Aujourd'hui OpenStack est un jeune adulte, responsable et stable. Les investissements démesurés de certaines entreprises comme HP sont aujourd'hui bien plus modestes. Petit stand, petite équipe, aucune soirée. La raison de se ralentissement tient en 3 lettres : ROI (Return On Investment). Le retour sur investissement d'OpenStack coté distributeurs n'est pas là. Le marché de l'IaaS est plus lent que prévu. Et les summits ne sont pas forcément les événéments les plus générateurs de business. Les investissement de ces grosses entreprises n'ont peut être pas baissé, mais ont sûrement été ré-affectées à d'autres événéments, moins techniques et plus commerciaux.

OpenStack a gagné en maturité, dans son code et dans les esprits. La fougue de la jeunesse a laissé place à la sérénité. OpenStack est mature, pérenne. Si cela a pour conséquence une baisse de fréquentation des summits et moins d'openbars, nous nous en contenterons, car le combat est gagné.

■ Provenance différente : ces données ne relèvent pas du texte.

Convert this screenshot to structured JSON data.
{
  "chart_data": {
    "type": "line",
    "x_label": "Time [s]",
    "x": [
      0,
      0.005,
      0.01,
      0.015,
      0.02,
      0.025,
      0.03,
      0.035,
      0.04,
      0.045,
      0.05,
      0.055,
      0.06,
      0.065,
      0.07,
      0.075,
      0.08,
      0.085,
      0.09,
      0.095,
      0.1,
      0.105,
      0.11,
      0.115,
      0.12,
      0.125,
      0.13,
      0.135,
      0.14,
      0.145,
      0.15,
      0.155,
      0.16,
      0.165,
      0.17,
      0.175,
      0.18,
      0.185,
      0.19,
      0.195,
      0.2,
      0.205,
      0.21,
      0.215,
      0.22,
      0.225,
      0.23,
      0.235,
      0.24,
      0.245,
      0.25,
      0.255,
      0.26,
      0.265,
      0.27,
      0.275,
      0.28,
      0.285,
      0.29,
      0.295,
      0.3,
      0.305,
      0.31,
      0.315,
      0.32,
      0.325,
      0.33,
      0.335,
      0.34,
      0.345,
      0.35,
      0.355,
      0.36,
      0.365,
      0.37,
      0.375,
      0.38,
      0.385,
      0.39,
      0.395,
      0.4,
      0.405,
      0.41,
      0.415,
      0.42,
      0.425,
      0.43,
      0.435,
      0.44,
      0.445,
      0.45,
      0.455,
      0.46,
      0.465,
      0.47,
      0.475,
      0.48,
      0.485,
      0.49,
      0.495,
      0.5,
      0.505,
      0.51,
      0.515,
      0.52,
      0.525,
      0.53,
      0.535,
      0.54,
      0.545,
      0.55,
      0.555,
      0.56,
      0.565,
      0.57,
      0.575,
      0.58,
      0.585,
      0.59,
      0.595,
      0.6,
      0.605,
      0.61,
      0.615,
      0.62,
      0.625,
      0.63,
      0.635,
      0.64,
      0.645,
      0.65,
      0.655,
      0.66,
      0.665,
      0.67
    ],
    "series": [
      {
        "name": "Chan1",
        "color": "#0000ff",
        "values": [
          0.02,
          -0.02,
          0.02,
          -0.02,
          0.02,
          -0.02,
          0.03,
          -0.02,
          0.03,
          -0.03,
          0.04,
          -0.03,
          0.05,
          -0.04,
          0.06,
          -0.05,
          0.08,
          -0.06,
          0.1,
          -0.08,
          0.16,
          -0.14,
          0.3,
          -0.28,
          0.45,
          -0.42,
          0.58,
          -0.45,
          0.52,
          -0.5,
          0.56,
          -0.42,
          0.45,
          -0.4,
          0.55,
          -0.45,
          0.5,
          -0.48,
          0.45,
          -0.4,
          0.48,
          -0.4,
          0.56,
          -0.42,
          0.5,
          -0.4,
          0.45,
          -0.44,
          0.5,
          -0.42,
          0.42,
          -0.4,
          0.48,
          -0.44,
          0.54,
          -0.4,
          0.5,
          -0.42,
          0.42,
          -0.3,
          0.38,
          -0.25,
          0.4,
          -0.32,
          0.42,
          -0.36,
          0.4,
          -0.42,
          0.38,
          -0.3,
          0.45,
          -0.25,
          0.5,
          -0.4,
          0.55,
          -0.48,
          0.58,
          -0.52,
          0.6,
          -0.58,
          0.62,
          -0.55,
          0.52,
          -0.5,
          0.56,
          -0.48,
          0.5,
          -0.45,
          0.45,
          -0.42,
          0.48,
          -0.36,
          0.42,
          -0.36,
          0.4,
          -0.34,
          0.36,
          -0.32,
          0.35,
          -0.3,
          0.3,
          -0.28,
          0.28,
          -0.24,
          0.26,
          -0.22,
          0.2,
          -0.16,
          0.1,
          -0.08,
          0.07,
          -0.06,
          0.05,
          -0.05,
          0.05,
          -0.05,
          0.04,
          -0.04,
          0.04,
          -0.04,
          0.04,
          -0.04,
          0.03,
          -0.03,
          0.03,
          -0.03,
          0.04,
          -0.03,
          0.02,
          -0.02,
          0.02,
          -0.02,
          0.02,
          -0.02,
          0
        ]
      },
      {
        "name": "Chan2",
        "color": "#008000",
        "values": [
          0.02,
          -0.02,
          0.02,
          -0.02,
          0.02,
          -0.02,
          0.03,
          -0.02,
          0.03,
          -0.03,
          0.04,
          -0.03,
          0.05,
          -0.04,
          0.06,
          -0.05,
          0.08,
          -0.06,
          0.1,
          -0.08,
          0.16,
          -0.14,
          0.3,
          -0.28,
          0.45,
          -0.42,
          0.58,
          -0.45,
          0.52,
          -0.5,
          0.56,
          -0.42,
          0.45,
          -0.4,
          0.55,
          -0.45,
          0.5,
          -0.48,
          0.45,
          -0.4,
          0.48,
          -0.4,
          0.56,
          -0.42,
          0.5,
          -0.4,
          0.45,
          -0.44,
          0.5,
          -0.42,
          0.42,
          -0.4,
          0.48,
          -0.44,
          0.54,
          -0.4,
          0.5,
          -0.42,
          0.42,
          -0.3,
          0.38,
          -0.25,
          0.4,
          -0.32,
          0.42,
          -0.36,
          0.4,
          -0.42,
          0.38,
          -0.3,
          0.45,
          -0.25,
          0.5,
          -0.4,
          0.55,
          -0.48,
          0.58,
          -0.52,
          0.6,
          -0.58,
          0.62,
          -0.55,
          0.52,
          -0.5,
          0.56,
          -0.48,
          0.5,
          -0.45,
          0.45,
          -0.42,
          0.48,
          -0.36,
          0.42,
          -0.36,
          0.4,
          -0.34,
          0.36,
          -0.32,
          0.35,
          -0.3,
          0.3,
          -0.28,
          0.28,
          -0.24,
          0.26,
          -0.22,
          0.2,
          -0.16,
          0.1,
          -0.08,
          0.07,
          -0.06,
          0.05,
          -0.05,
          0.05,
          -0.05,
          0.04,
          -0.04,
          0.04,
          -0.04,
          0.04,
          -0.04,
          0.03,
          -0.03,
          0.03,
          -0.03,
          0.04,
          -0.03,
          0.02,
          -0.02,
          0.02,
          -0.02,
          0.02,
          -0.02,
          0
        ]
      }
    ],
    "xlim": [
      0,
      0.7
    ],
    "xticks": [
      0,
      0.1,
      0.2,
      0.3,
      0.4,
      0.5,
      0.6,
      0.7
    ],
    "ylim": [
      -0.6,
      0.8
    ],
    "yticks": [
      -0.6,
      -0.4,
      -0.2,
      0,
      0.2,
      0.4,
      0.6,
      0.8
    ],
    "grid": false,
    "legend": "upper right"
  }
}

Une journée au Summit à préparer OpenStack Day France 2017

Quoi de mieux qu’un Summit OpenStack pour discuter de la préparation d’un OpenStack Day. Nous avons aujourd’hui en tant que membre organisateur de l’OpenStack Day France discuté avec l’équipe marketing de la Fondation sur notre avancement et nos besoins. Nous avons évoqué l’idée de mettre à disposition des ressources types (web site - prospectus de sponsoring - charte de l’événement) pour facilité le travail des organisateurs d’OpenStack Days et homogénéiser les différents événements à travers le monde. Nous avons aussi profité de cette journée pour se réunir avec les membre du board de l’association OpenStack-Fr, présents à Boston, afin de prendre certaines décisions sur l’édition OpenStack Day France 2017 actuellement en préparation (qui aura lieu le 21 Novembre 2017). Cette journée nous a également permis de faire le tour des stands de la marketplace pour communiquer sur notre événement et commencer à soliciter des sponsors ainsi que des speakers.